Course Meeting Times
Lectures: 2 sessions / week, 1.5 hours / session
Recitations: 1 session / week, 1 hour / session
Description
This course introduces students to the fundamentals of nonlinear optimization theory and methods. Topics include unconstrained and constrained optimization, linear and quadratic programming, Lagrange and conic duality theory, interior-point algorithms and theory, Lagrangean relaxation, generalized programming, and semi-definite programming. Algorithmic methods used in the class include steepest descent, Newton’s method, conditional gradient and subgradient optimization, interior-point methods and penalty and barrier methods.
Required Text
Bertsekas, Dimitri P. Nonlinear Programming. 2nd ed. Athena Scientific Press, 1999. ISBN: 1886529000.
Recommended Alternate Text
Bazaraa, Mokhtar S., Hanif D. Sherali, and C. M. Shetty. Nonlinear Programming: Theory and Algorithms.
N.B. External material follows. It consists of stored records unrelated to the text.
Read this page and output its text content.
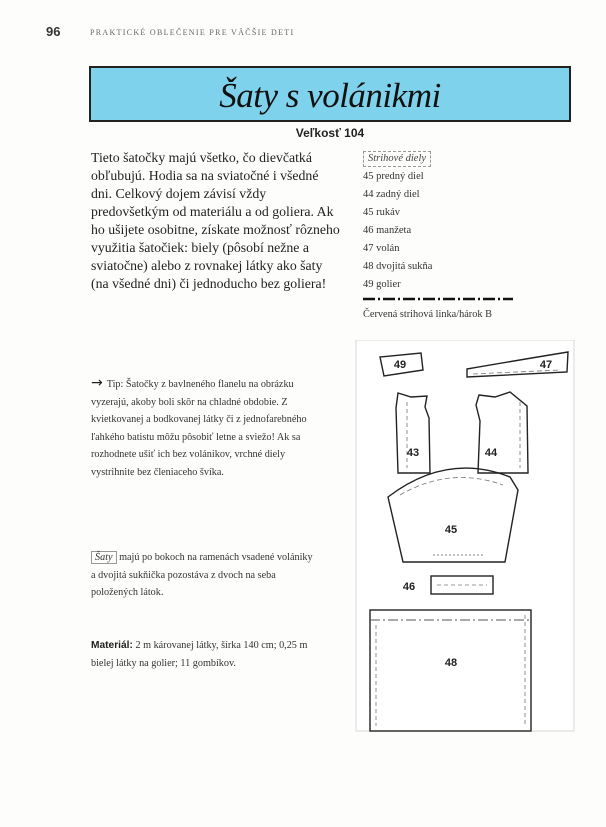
96	PRAKTICKÉ OBLEČENIE PRE VÄČŠIE DETI
Šaty s volánikmi
Veľkosť 104
Tieto šatočky majú všetko, čo dievčatká obľubujú. Hodia sa na sviatočné i všedné dni. Celkový dojem závisí vždy predovšetkým od materiálu a od goliera. Ak ho ušijete osobitne, získate možnosť rôzneho využitia šatočiek: biely (pôsobí nežne a sviatočne) alebo z rovnakej látky ako šaty (na všedné dni) či jednoducho bez goliera!
→ Tip: Šatočky z bavlneného flanelu na obrázku vyzerajú, akoby boli skôr na chladné obdobie. Z kvietkovanej a bodkovanej látky či z jednofarebného ľahkého batistu môžu pôsobiť letne a sviežo! Ak sa rozhodnete ušiť ich bez volánikov, vrchné diely vystrihnite bez členiaceho švíka.
Šaty majú po bokoch na ramenách vsadené volániky a dvojitá sukňička pozostáva z dvoch na seba položených látok.
Materiál: 2 m károvanej látky, šírka 140 cm; 0,25 m bielej látky na golier; 11 gombíkov.
Strihové diely
45 predný diel
44 zadný diel
45 rukáv
46 manžeta
47 volán
48 dvojitá sukňa
49 golier
Červená strihová linka/hárok B
49	47
43	44
45
46
48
New York: John Wiley & Sons, 1993. ISBN: 0471557935.
Course Requirements
- Weekly Problem Sets (about 12).
- Midterm Examination (in-class, closed book).
- Final Examination (3-hour exam).
- Computer Exercises.
Grading
Grading will be based on the following:
ACTIVITY | PERCENTAGE |
---|---|
Midterm Exam | 25% |
Final Exam | 50% |
Problem Sets | 25% |